The session, being held in Portland, Ore., is expected to be briefed by backers of a modified deposit-law measure in Montana that was turned down by voters last November.
In that campaign, foes of the proposed law outspent proponents by $450,000 to
"There is no way we can come up with anything close to what the opposition will be able to spend," laments Tony ByrneMassaro, executive director of Coloradans for a Recycling Law. To get their bottle bill on the 1982 state ballot, some 38,000 voter signatures must be collected within a six-month period.
Mr. Byrne-Massaro and his colleagues hope that $100,000 can be raised to promote the planned initiative petition that they anticipate will be countered by $1 million in spending by the opposition.
In California, Ross Pumfrey, who is spearheading a drive for a state bottle law using an initiative petition, says his group's goal is $1 million. Part of this would be used for a paid staff to work with a small army of volunteers who will be needed early next year to collect some 346,000 voter signatures for putting the question on the state ballot.
The bottle and can industry and others bent on blocking passage of the proposal will pour as much as $6 million into opposing it, Mr. Pumfrey estimates , based on what these groups have invested in other states.
Pumfrey says his Californians Against Waste group has raised some $75,000 thus far.
Since 1975, state Sen. Omer Rains, a Ventura Democrat, has been filing bottle-law legislation in California with little success. His current measure is expected to come up in mid-August in the California Senate's Natural Resources and Wildlife Committee, but prospects for a favorable report are uncertain. Only once in the last six years has such a proposal reached the floor of either California legislative chamber.
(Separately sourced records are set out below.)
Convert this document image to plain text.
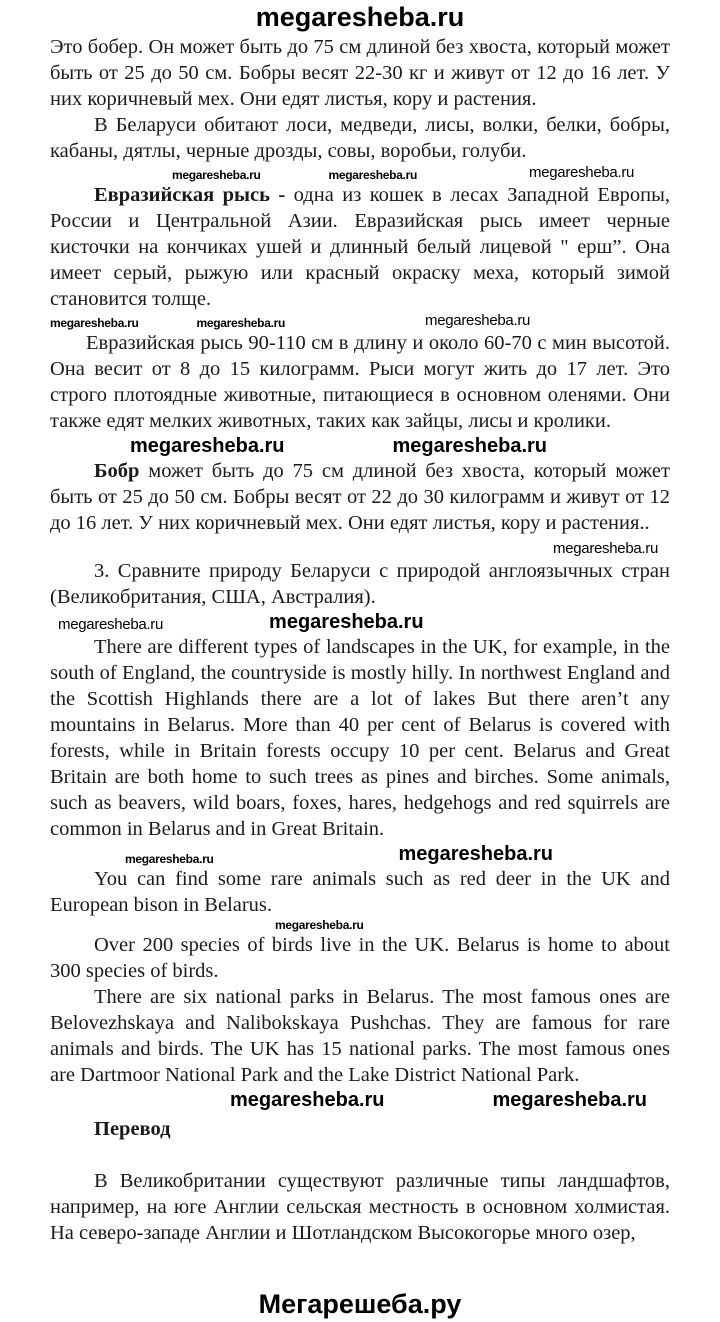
megaresheba.ru

Это бобер. Он может быть до 75 см длиной без хвоста, который может быть от 25 до 50 см. Бобры весят 22-30 кг и живут от 12 до 16 лет. У них коричневый мех. Они едят листья, кору и растения.

В Беларуси обитают лоси, медведи, лисы, волки, белки, бобры, кабаны, дятлы, черные дрозды, совы, воробьи, голуби.

megaresheba.ru	megaresheba.ru	megaresheba.ru

Евразийская рысь - одна из кошек в лесах Западной Европы, России и Центральной Азии. Евразийская рысь имеет черные кисточки на кончиках ушей и длинный белый лицевой " ерш”. Она имеет серый, рыжую или красный окраску меха, который зимой становится толще.

megaresheba.ru	megaresheba.ru	megaresheba.ru

Евразийская рысь 90-110 см в длину и около 60-70 с мин высотой. Она весит от 8 до 15 килограмм. Рыси могут жить до 17 лет. Это строго плотоядные животные, питающиеся в основном оленями. Они также едят мелких животных, таких как зайцы, лисы и кролики.

megaresheba.ru	megaresheba.ru

Бобр может быть до 75 см длиной без хвоста, который может быть от 25 до 50 см. Бобры весят от 22 до 30 килограмм и живут от 12 до 16 лет. У них коричневый мех. Они едят листья, кору и растения..

megaresheba.ru

3. Сравните природу Беларуси с природой англоязычных стран (Великобритания, США, Австралия).

megaresheba.ru	megaresheba.ru

There are different types of landscapes in the UK, for example, in the south of England, the countryside is mostly hilly. In northwest England and the Scottish Highlands there are a lot of lakes But there aren’t any mountains in Belarus. More than 40 per cent of Belarus is covered with forests, while in Britain forests occupy 10 per cent. Belarus and Great Britain are both home to such trees as pines and birches. Some animals, such as beavers, wild boars, foxes, hares, hedgehogs and red squirrels are common in Belarus and in Great Britain.

megaresheba.ru	megaresheba.ru

You can find some rare animals such as red deer in the UK and European bison in Belarus.

megaresheba.ru

Over 200 species of birds live in the UK. Belarus is home to about 300 species of birds.

There are six national parks in Belarus. The most famous ones are Belovezhskaya and Nalibokskaya Pushchas. They are famous for rare animals and birds. The UK has 15 national parks. The most famous ones are Dartmoor National Park and the Lake District National Park.

megaresheba.ru	megaresheba.ru

Перевод

В Великобритании существуют различные типы ландшафтов, например, на юге Англии сельская местность в основном холмистая. На северо-западе Англии и Шотландском Высокогорье много озер,

Мегарешеба.ру
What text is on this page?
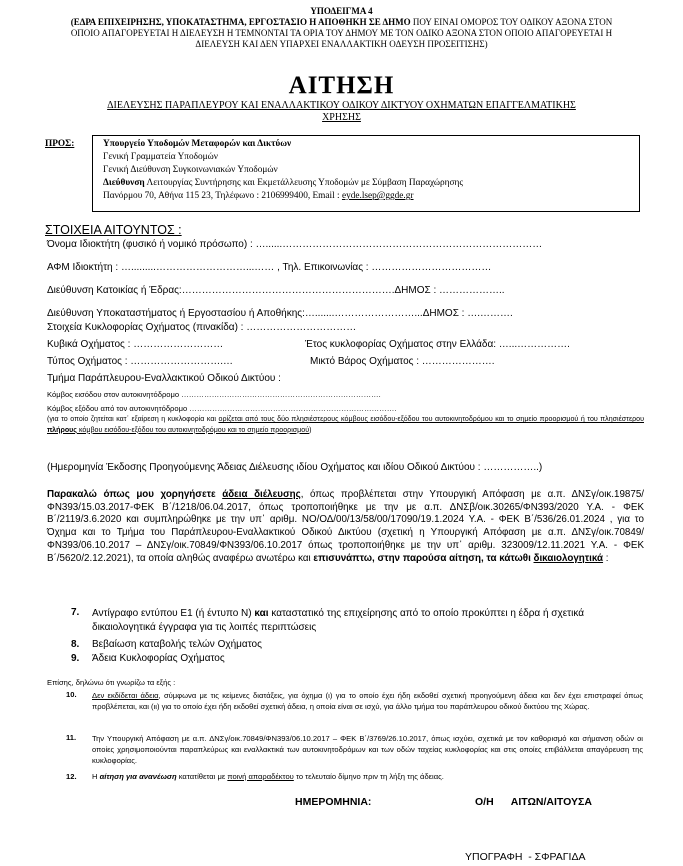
ΥΠΟΔΕΙΓΜΑ 4
(ΕΔΡΑ ΕΠΙΧΕΙΡΗΣΗΣ, ΥΠΟΚΑΤΑΣΤΗΜΑ, ΕΡΓΟΣΤΑΣΙΟ Η ΑΠΟΘΗΚΗ ΣΕ ΔΗΜΟ ΠΟΥ ΕΙΝΑΙ ΟΜΟΡΟΣ ΤΟΥ ΟΔΙΚΟΥ ΑΞΟΝΑ ΣΤΟΝ
ΟΠΟΙΟ ΑΠΑΓΟΡΕΥΕΤΑΙ Η ΔΙΕΛΕΥΣΗ Η ΤΕΜΝΟΝΤΑΙ ΤΑ ΟΡΙΑ ΤΟΥ ΔΗΜΟΥ ΜΕ ΤΟΝ ΟΔΙΚΟ ΑΞΟΝΑ ΣΤΟΝ ΟΠΟΙΟ ΑΠΑΓΟΡΕΥΕΤΑΙ Η
ΔΙΕΛΕΥΣΗ ΚΑΙ ΔΕΝ ΥΠΑΡΧΕΙ ΕΝΑΛΛΑΚΤΙΚΗ ΟΔΕΥΣΗ ΠΡΟΣΕΙΤΙΣΗΣ)
ΑΙΤΗΣΗ
ΔΙΕΛΕΥΣΗΣ ΠΑΡΑΠΛΕΥΡΟΥ ΚΑΙ ΕΝΑΛΛΑΚΤΙΚΟΥ ΟΔΙΚΟΥ ΔΙΚΤΥΟΥ ΟΧΗΜΑΤΩΝ ΕΠΑΓΓΕΛΜΑΤΙΚΗΣ
ΧΡΗΣΗΣ
ΠΡΟΣ:	Υπουργείο Υποδομών Μεταφορών και Δικτύων
Γενική Γραμματεία Υποδομών
Γενική Διεύθυνση Συγκοινωνιακών Υποδομών
Διεύθυνση Λειτουργίας Συντήρησης και Εκμετάλλευσης Υποδομών με Σύμβαση Παραχώρησης
Πανόρμου 70, Αθήνα 115 23, Τηλέφωνο : 2106999400, Email : eyde.lsep@ggde.gr
ΣΤΟΙΧΕΙΑ ΑΙΤΟΥΝΤΟΣ :
Όνομα Ιδιοκτήτη (φυσικό ή νομικό πρόσωπο) : …......……………………………………………………………………
ΑΦΜ Ιδιοκτήτη : ….........………………………...…… , Τηλ. Επικοινωνίας : ………………………………
Διεύθυνση Κατοικίας ή Έδρας:……………………………………………………….ΔΗΜΟΣ : ………………..
Διεύθυνση Υποκαταστήματος ή Εργοστασίου ή Αποθήκης:….......……………………...ΔΗΜΟΣ : ….……….
Στοιχεία Κυκλοφορίας Οχήματος (πινακίδα) : ……………………………
Κυβικά Οχήματος : ………………………	Έτος κυκλοφορίας Οχήματος στην Ελλάδα: …...…………….
Τύπος Οχήματος : ……………………….…	Μικτό Βάρος Οχήματος : ………………….
Τμήμα Παράπλευρου-Εναλλακτικού Οδικού Δικτύου :
Κόμβος εισόδου στον αυτοκινητόδρομο …………………………………………………………………….
Κόμβος εξόδου από τον αυτοκινητόδρομο ……………………………………………………………………….
(για το οποίο ζητείται κατ᾽ εξαίρεση η κυκλοφορία και ορίζεται από τους δύο πλησιέστερους κόμβους εισόδου-εξόδου του αυτοκινητοδρόμου και το σημείο προορισμού ή του πλησιέστερου πλήρους κόμβου εισόδου-εξόδου του αυτοκινητοδρόμου και το σημείο προορισμού)
(Ημερομηνία Έκδοσης Προηγούμενης Άδειας Διέλευσης ιδίου Οχήματος και ιδίου Οδικού Δικτύου : ……………..)
Παρακαλώ όπως μου χορηγήσετε άδεια διέλευσης, όπως προβλέπεται στην Υπουργική Απόφαση με α.π. ΔΝΣγ/οικ.19875/ΦΝ393/15.03.2017-ΦΕΚ Β΄/1218/06.04.2017, όπως τροποποιήθηκε με την με α.π. ΔΝΣβ/οικ.30265/ΦΝ393/2020 Υ.Α. - ΦΕΚ Β΄/2119/3.6.2020 και συμπληρώθηκε με την υπ᾽ αριθμ. ΝΟ/ΟΔ/00/13/58/00/17090/19.1.2024 Υ.Α. - ΦΕΚ Β΄/536/26.01.2024 , για το Όχημα και το Τμήμα του Παράπλευρου-Εναλλακτικού Οδικού Δικτύου (σχετική η Υπουργική Απόφαση με α.π. ΔΝΣγ/οικ.70849/ΦΝ393/06.10.2017 – ΔΝΣγ/οικ.70849/ΦΝ393/06.10.2017 όπως τροποποιήθηκε με την υπ᾽ αριθμ. 323009/12.11.2021 Υ.Α. - ΦΕΚ Β΄/5620/2.12.2021), τα οποία αληθώς αναφέρω ανωτέρω και επισυνάπτω, στην παρούσα αίτηση, τα κάτωθι δικαιολογητικά :
7. Αντίγραφο εντύπου Ε1 (ή έντυπο Ν) και καταστατικό της επιχείρησης από το οποίο προκύπτει η έδρα ή σχετικά δικαιολογητικά έγγραφα για τις λοιπές περιπτώσεις
8. Βεβαίωση καταβολής τελών Οχήματος
9. Άδεια Κυκλοφορίας Οχήματος
Επίσης, δηλώνω ότι γνωρίζω τα εξής :
10. Δεν εκδίδεται άδεια, σύμφωνα με τις κείμενες διατάξεις, για όχημα (ι) για το οποίο έχει ήδη εκδοθεί σχετική προηγούμενη άδεια και δεν έχει επιστραφεί όπως προβλέπεται, και (ιι) για το οποίο έχει ήδη εκδοθεί σχετική άδεια, η οποία είναι σε ισχύ, για άλλο τμήμα του παράπλευρου οδικού δικτύου της Χώρας.
11. Την Υπουργική Απόφαση με α.π. ΔΝΣγ/οικ.70849/ΦΝ393/06.10.2017 – ΦΕΚ Β΄/3769/26.10.2017, όπως ισχύει, σχετικά με τον καθορισμό και σήμανση οδών οι οποίες χρησιμοποιούνται παραπλεύρως και εναλλακτικά των αυτοκινητοδρόμων και των οδών ταχείας κυκλοφορίας και στις οποίες επιβάλλεται απαγόρευση της κυκλοφορίας.
12. Η αίτηση για ανανέωση κατατίθεται με ποινή απαραδέκτου το τελευταίο δίμηνο πριν τη λήξη της άδειας.
ΗΜΕΡΟΜΗΝΙΑ:	Ο/Η      ΑΙΤΩΝ/ΑΙΤΟΥΣΑ
ΥΠΟΓΡΑΦΗ  - ΣΦΡΑΓΙΔΑ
In Massachusetts, where lawmakers approved a bottle bill two years ago only to have it vetoed by Gov. Edward J. King, a new measure appears to have even-broader legislative support. But it may still fall short of the two- thirds needed to override another veto.
Governor King, who visited Michigan for two days in June to check on how that state's bottle law is working, has not said whether he would reject a new bottle bill.
If the Bay State measure fails, its supporters seem likely to launch an initiative-petition drive. A similar effort in 1976 was narrowly beaten in a bitterly contested campaign in which opposition forces spent $2.3 million, much of it from out-of-state sources. Backers of the measure spent less than $50,000 .
Perhaps the nation's most-determined bottle-law advocates are in Washington State. Their 1982 drive, now being planned, will be the third try to gain passage of the measure by ballot initiative. Similar petitions in 1970 and 1979 were beaten. In the 1979 effort, supporters were outspent by about 10 to 1 by bottle and can industry interests. "This time we will need at least $200,000," projects Christine Chapman, executive director of Washington Citizens for Recycling. To get on next year's ballot, 138,000 voter signatures will be needed.
Although New York State legislators thus far have failed to pass a deposit law, supporters are increasingly optimistic.
"We've got a lot going for us," asserts attorney Henry Neale Jr., chairman of the Westchester County Environmental Management Council. He notes that several local governments have approved resolutions urging passage of the law.
The new Delaware statute replaces one that tied implementation of the state's ban on no-deposit bottles to passage of a similar law in neighboring Maryland and Pennsylvania.